On first invocation, cx builds an index (`.cx-index.db`) by parsing all source files with tree-sitter. The index stores symbols, signatures, and byte ranges for every file. Subsequent invocations incrementally update only changed files.

**Supported languages:** Rust, TypeScript/JavaScript, Python, Go, C, C++, Java, Ruby, C#, Lua, Zig, Bash, Solidity, Elixir

**Index location:** `.cx-index.db` in the project root (add to `.gitignore`)

**Project root detection:** walks up from cwd looking for `.git`. Override with `--root /path/to/project`.

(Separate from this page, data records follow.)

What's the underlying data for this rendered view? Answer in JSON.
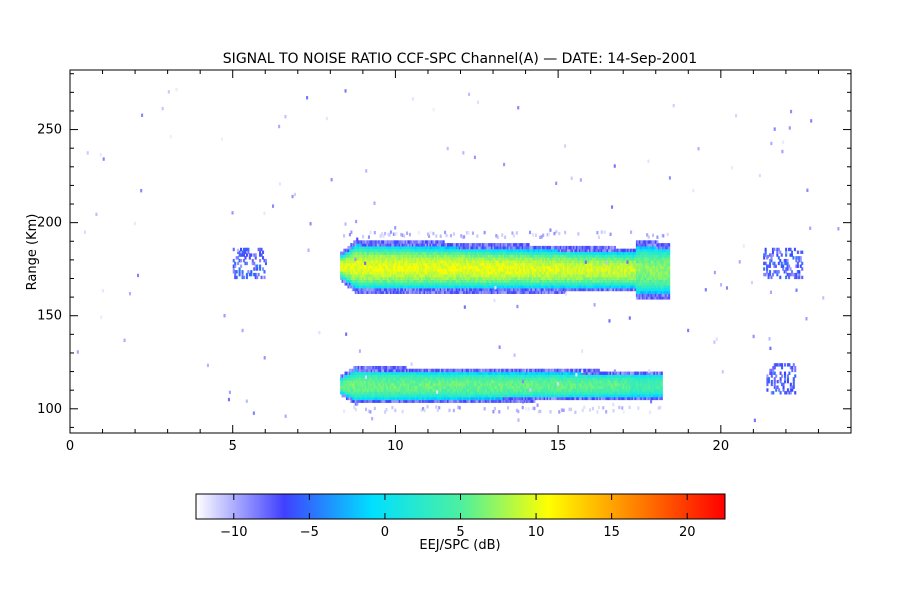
{
  "chart_data": {
    "type": "heatmap",
    "title": "SIGNAL TO NOISE RATIO CCF-SPC Channel(A) — DATE: 14-Sep-2001",
    "xlabel": "",
    "ylabel": "Range (Km)",
    "xlim": [
      0,
      24
    ],
    "ylim": [
      87,
      282
    ],
    "x_ticks": [
      "0",
      "5",
      "10",
      "15",
      "20"
    ],
    "y_ticks": [
      "100",
      "150",
      "200",
      "250"
    ],
    "x_tick_values": [
      0,
      5,
      10,
      15,
      20
    ],
    "y_tick_values": [
      100,
      150,
      200,
      250
    ],
    "colorbar": {
      "label": "EEJ/SPC (dB)",
      "range": [
        -12.5,
        22.5
      ],
      "ticks": [
        "−10",
        "−5",
        "0",
        "5",
        "10",
        "15",
        "20"
      ],
      "tick_values": [
        -10,
        -5,
        0,
        5,
        10,
        15,
        20
      ],
      "colors": [
        "#ffffff",
        "#4040ff",
        "#00e0ff",
        "#4cf0a0",
        "#ffff00",
        "#ff8000",
        "#ff0000"
      ]
    },
    "echo_layers": [
      {
        "region": "upper",
        "time_start": 8.3,
        "time_end": 18.4,
        "range_min": 160,
        "range_max": 195,
        "center_range": 175,
        "peak_snr_db": 10
      },
      {
        "region": "lower",
        "time_start": 8.3,
        "time_end": 18.2,
        "range_min": 97,
        "range_max": 121,
        "center_range": 112,
        "peak_snr_db": 6
      }
    ],
    "weak_echo_patches": [
      {
        "time_start": 5.0,
        "time_end": 6.0,
        "range_center": 178,
        "snr_db": -7
      },
      {
        "time_start": 21.3,
        "time_end": 22.5,
        "range_center": 178,
        "snr_db": -7
      },
      {
        "time_start": 21.4,
        "time_end": 22.3,
        "range_center": 116,
        "snr_db": -7
      }
    ]
  }
}
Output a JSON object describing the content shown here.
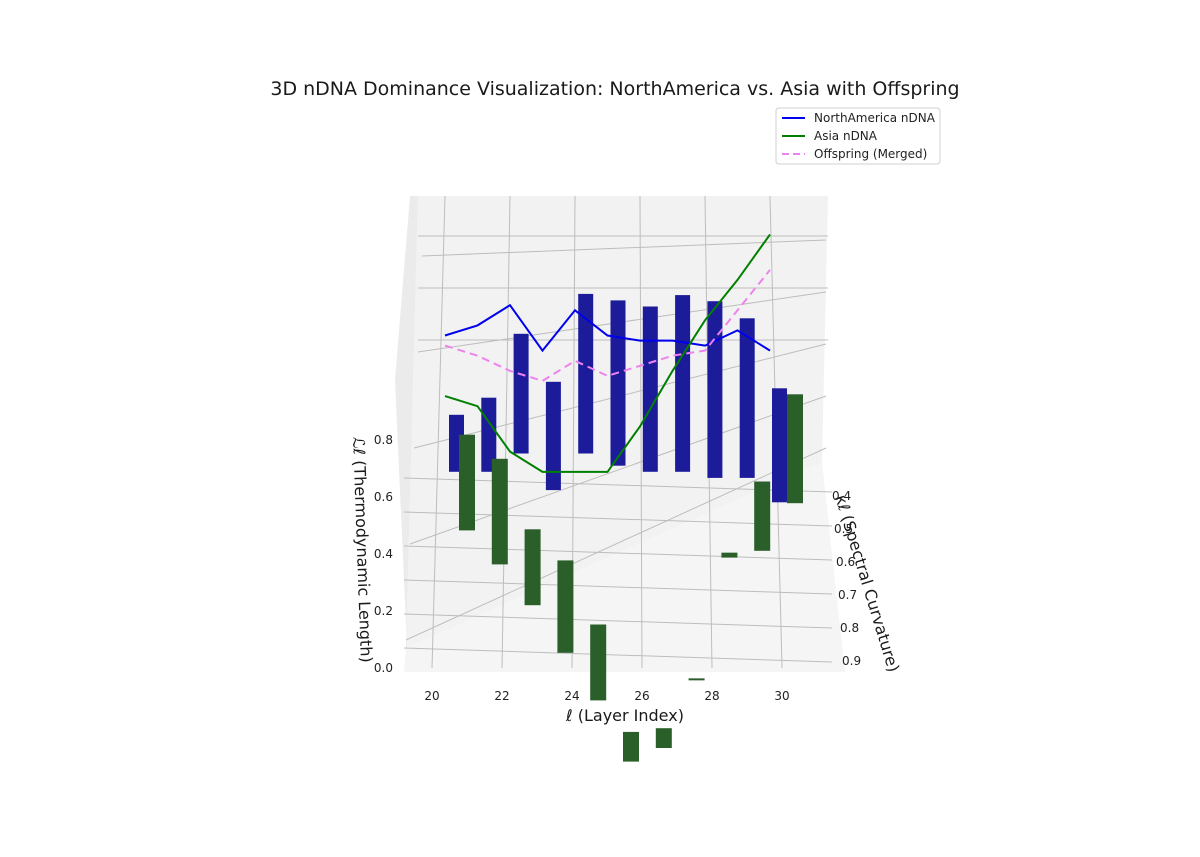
{
  "chart_data": {
    "type": "bar",
    "title": "3D nDNA Dominance Visualization: NorthAmerica vs. Asia with Offspring",
    "xlabel": "ℓ (Layer Index)",
    "ylabel": "κℓ (Spectral Curvature)",
    "zlabel": "ℒℓ (Thermodynamic Length)",
    "x_ticks": [
      "20",
      "22",
      "24",
      "26",
      "28",
      "30"
    ],
    "y_ticks": [
      "0.4",
      "0.5",
      "0.6",
      "0.7",
      "0.8",
      "0.9"
    ],
    "z_ticks": [
      "0.0",
      "0.2",
      "0.4",
      "0.6",
      "0.8"
    ],
    "xlim": [
      19.5,
      30.5
    ],
    "ylim": [
      0.35,
      0.9
    ],
    "zlim": [
      0,
      0.9
    ],
    "layers": [
      20,
      21,
      22,
      23,
      24,
      25,
      26,
      27,
      28,
      29,
      30
    ],
    "series": [
      {
        "name": "NorthAmerica nDNA",
        "color": "#0000ee",
        "line_style": "solid",
        "kappa": [
          0.38,
          0.38,
          0.37,
          0.38,
          0.37,
          0.38,
          0.38,
          0.38,
          0.38,
          0.38,
          0.38
        ],
        "length": [
          0.9,
          0.92,
          0.96,
          0.87,
          0.95,
          0.9,
          0.89,
          0.89,
          0.88,
          0.91,
          0.87
        ]
      },
      {
        "name": "Asia nDNA",
        "color": "#008000",
        "line_style": "solid",
        "kappa": [
          0.41,
          0.43,
          0.47,
          0.51,
          0.55,
          0.58,
          0.58,
          0.56,
          0.52,
          0.47,
          0.41
        ],
        "length": [
          0.78,
          0.76,
          0.67,
          0.63,
          0.63,
          0.63,
          0.72,
          0.83,
          0.93,
          1.01,
          1.1
        ]
      },
      {
        "name": "Offspring (Merged)",
        "color": "#ee82ee",
        "line_style": "dashed",
        "kappa": [
          0.39,
          0.4,
          0.42,
          0.44,
          0.46,
          0.48,
          0.48,
          0.47,
          0.45,
          0.42,
          0.39
        ],
        "length": [
          0.88,
          0.86,
          0.83,
          0.81,
          0.85,
          0.82,
          0.84,
          0.86,
          0.87,
          0.95,
          1.03
        ]
      }
    ],
    "bars": [
      {
        "name": "NorthAmerica",
        "color": "#1c1c9a",
        "kappa": 0.38,
        "bottom": [
          0.62,
          0.62,
          0.65,
          0.59,
          0.65,
          0.63,
          0.62,
          0.62,
          0.61,
          0.61,
          0.57
        ],
        "height": [
          0.1,
          0.13,
          0.21,
          0.19,
          0.28,
          0.29,
          0.29,
          0.31,
          0.31,
          0.28,
          0.2
        ]
      },
      {
        "name": "Asia",
        "color": "#2a5f2a",
        "kappa": [
          0.41,
          0.43,
          0.47,
          0.51,
          0.55,
          0.58,
          0.58,
          0.56,
          0.52,
          0.47,
          0.41
        ],
        "bottom": [
          0.47,
          0.42,
          0.36,
          0.29,
          0.22,
          0.13,
          0.15,
          0.25,
          0.43,
          0.44,
          0.51
        ],
        "height": [
          0.29,
          0.32,
          0.23,
          0.28,
          0.23,
          0.09,
          0.06,
          0.005,
          0.015,
          0.21,
          0.33
        ]
      }
    ],
    "legend": {
      "position": "top-right",
      "entries": [
        "NorthAmerica nDNA",
        "Asia nDNA",
        "Offspring (Merged)"
      ]
    },
    "grid": true
  }
}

**File filtering:** cx respects your `.gitignore`. To exclude additional directories from indexing, drop an empty `.cx-ignore` file inside them.

## Output format

Default output is [TOON](https://toonformat.dev) -- a token-efficient structured format. Use `--json` for JSON.

## Adding a language

cx uses tree-sitter grammars. To add a new language:

1. Add the tree-sitter grammar crate to `Cargo.toml`
2. In `src/language/mod.rs`, add:
   - A grammar function (e.g., `fn swift_grammar(_ext: &str) -> tree_sitter::Language`)
   - A query constant with tree-sitter patterns for the language's symbols
   - A query function returning the constant
   - A `LanguageConfig` entry in the `LANGUAGES` array
3. Add the language variant to `Language` enum in `src/index.rs`
4. Add tests

Here's a minimal example — adding Swift support:

```rust
// Grammar function
fn swift_grammar(_ext: &str) -> tree_sitter::Language {
    tree_sitter_swift::LANGUAGE.into()
}

// Query — capture the patterns you care about
const SWIFT_QUERY: &str = r#"
(function_declaration
  name: (simple_identifier) @name) @definition.function

(class_declaration
  name: (type_identifier) @name) @definition.class

(protocol_declaration
  name: (type_identifier) @name) @definition.interface
"#;

fn swift_query() -> &'static str { SWIFT_QUERY }

// Registry entry
LanguageConfig {
    language: Language::Swift,
    extensions: &["swift"],
    grammar: swift_grammar,
    query: swift_query,
    sig_body_child: None,
    sig_delimiter: Some(b'{'),
    kind_overrides: &[],
},
```

**Writing queries:** Use `tree-sitter parse` or inspect `node-types.json` in the grammar crate to discover the AST structure. Capture `@name` for the symbol name and `@definition.<kind>` for the enclosing node. Supported kinds: `function`, `method`, `class`, `interface`, `type`, `enum`, `module`, `constant`, `event`, `macro`.

**Kind overrides:** When a language maps generic capture names to specific concepts (e.g., Rust's `definition.class` → `SymbolKind::Struct`), add entries to `kind_overrides`. These are checked before the default mapping.